Jokic’s tour de force continued, and the Nuggets finished with the No. 3 seed in the league’s superior conference. Despite starter Will Barton missing significant time with a hamstring injury, Denver eliminated the volcanic Damian Lillard and his Portland Trail Blazers in the first round. Through it all, there was a universal sigh that the Nuggets didn’t have enough to really do it anymore.

The win over Portland led to the series against the Suns. This second-round series was never close. Chris Paul and Devin Booker were magnificent, and the Nuggets did not have counters. They were broken down. Jokic was forced to carry an immense load.

The role players all had to step into uncomfortable roles without Murray’s shot creation. Gordon, a subpar shooter, struggled mightily to score, and in the last three games against Phoenix, it seemed that the only way he could get a bucket was on a dish from Jokic. Porter was exposed again on defense, to the point that the Suns were taking turns putting him into screens and attacking him. Lingering back issues limited his shooting and led to bricky nights.

With PJ Dozier — a competent ball-handler and defensive weapon — sidelined for the playoffs, the Nuggets ran into depth problems around Jokic. Barton returned on a minutes restriction against the Suns, and put out a gutsy effort, but it’s difficult to expect Monte Morris, Facundo Campazzo, and Austin Rivers to replicate anything like Murray’s abilities.

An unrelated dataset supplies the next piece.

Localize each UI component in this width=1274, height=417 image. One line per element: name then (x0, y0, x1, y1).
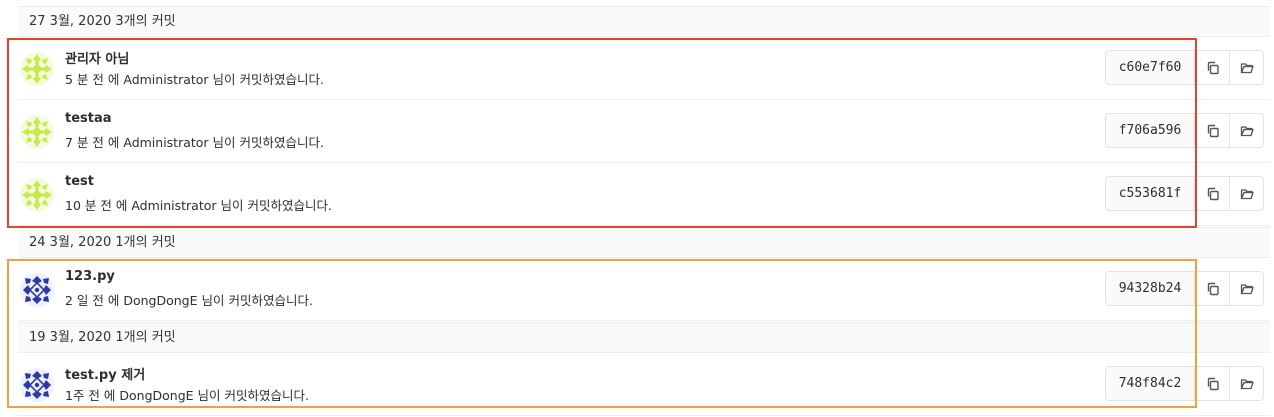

The Suns put DeAndre Ayton on Jokic and stayed home on shooters, limiting Jokic to a scoring role. That didn’t prevent Jokic from gathering a 30-20-10 triple double in Game 3, but it did limit his ability to feed his teammates and dominate the game with his passing the way he did against the Clippers last year. The subpar shooting of Gordon and Campazzo complicated things further for Jokic, who could only do so much.

The Nuggets had an unmistakable Murray-sized hole in their offense. This Nuggets season will go down a massive disappointment, and an incredibly unlucky one. As this franchise knows very well, it is not easy to even be considered Finals contenders, much less actually make The Finals. Missing a chance to pull it off will hurt.

Murray is 24 and Jokic is 26. While Murray’s injury will stretch into next year, and it may be difficult to always expect a clean bill of health for Jokic, the Nuggets are still set long-term. It will be their mission to avenge a season that came so close to fulfilling everything that they’ve been waiting for.